I was nervous about getting back on the ice today, but I also knew that all of my teammates would be careful not to be too aggressive with me yet.
Not that I need coddling, necessarily, but I appreciated the fact that I could get back on the ice in a safe place.
“I don’t have that luxury in a game. The other team isn’t going to hold back, and I don’t know how I’m going to react to that in the moment.
I don’t… I don’t want to have a panic attack right before the game, or worse, chicken out completely.
” My admission hangs in the air, sitting heavy on my mind.
“Firstly, I want you to remember that you don’t have to play if you don’t feel ready.
You can wait and practice, and come back officially next season.
And secondly—and I don’t want this to sound like I’m diminishing your fears, because I would never do something like that—but you’re Colton fucking Crosby!
You are fast. You are an insane player. You’re going to have offers from recruiters out the ass, and probably would’ve already signed with an NHL team by now if you hadn’t gotten hurt.
You are strong, Colt.” She squeezes my hand again, turning as much as she can to face me.
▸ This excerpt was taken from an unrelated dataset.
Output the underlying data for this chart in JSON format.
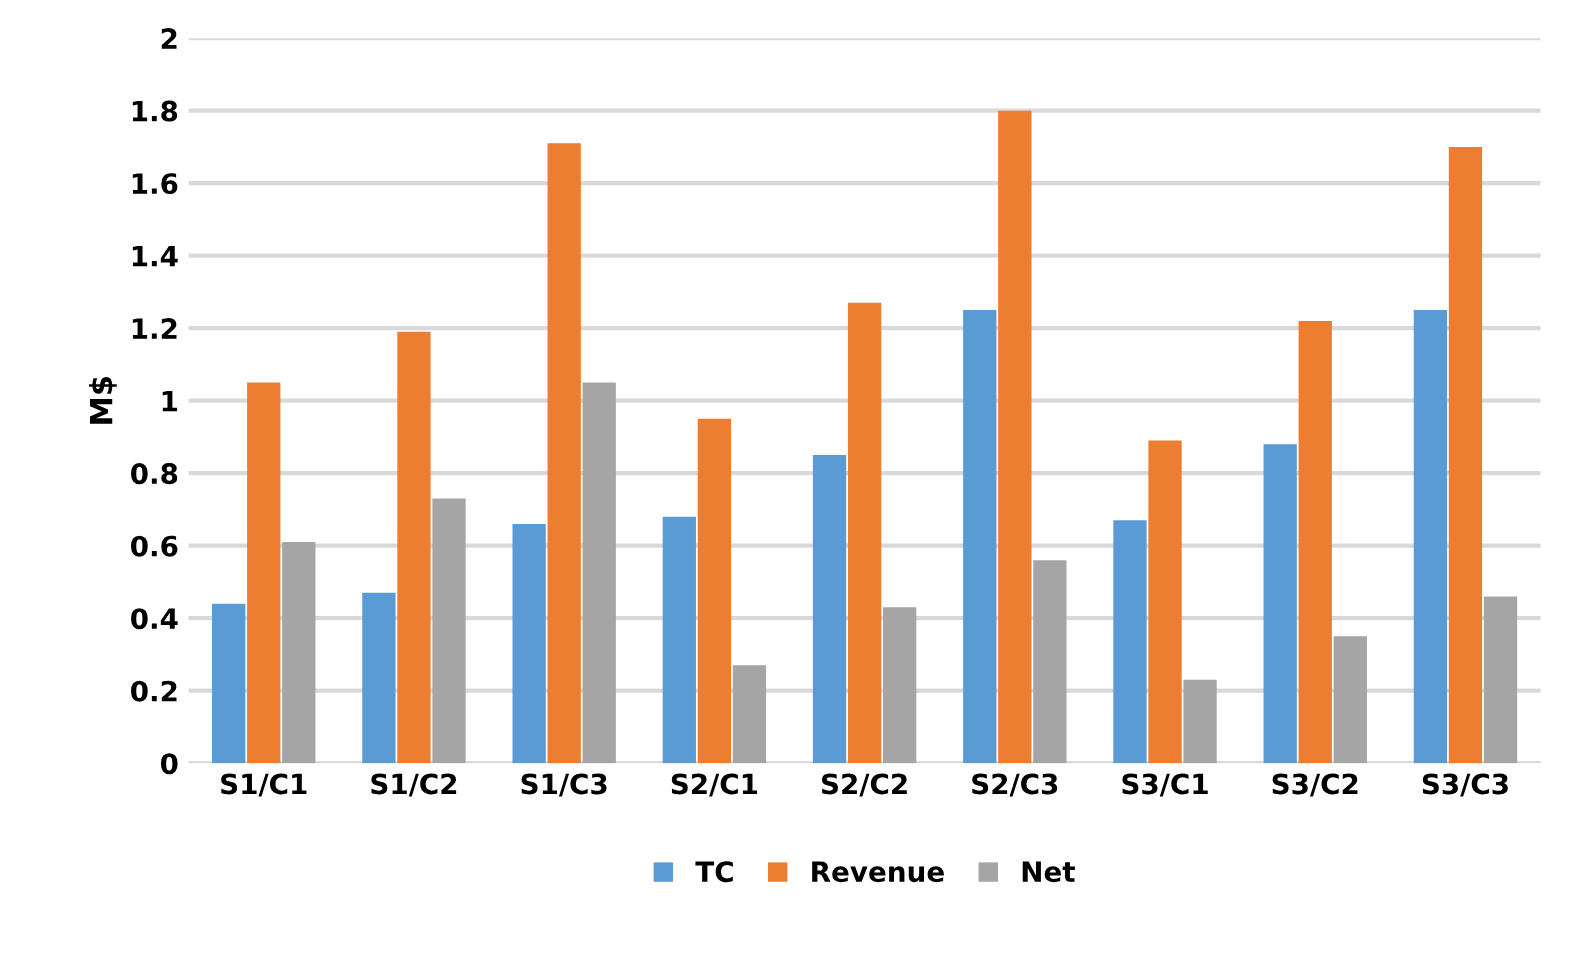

I glance down at her and see the earnestness in her bright green gaze.
A smile breaks out across my face. “Way to hype me up, sweetheart. And, to think, you’re the one who told me I needed to work on humility.” Her laugh fills my room, caressing my withered soul and bringing it back to life little by little.
“But on a real note, I do want to play. I don’t want to let down my team. It’s Booker’s last year, and he deserves for me to try.”
“And I know you’ll give it your all, hotshot,” she replies.
I lean down again, this time to cup her jaw, meeting her in the middle for a kiss that is soft, sensual, and sweet. A kiss that, I hope, conveys every ounce of adoration I have for her.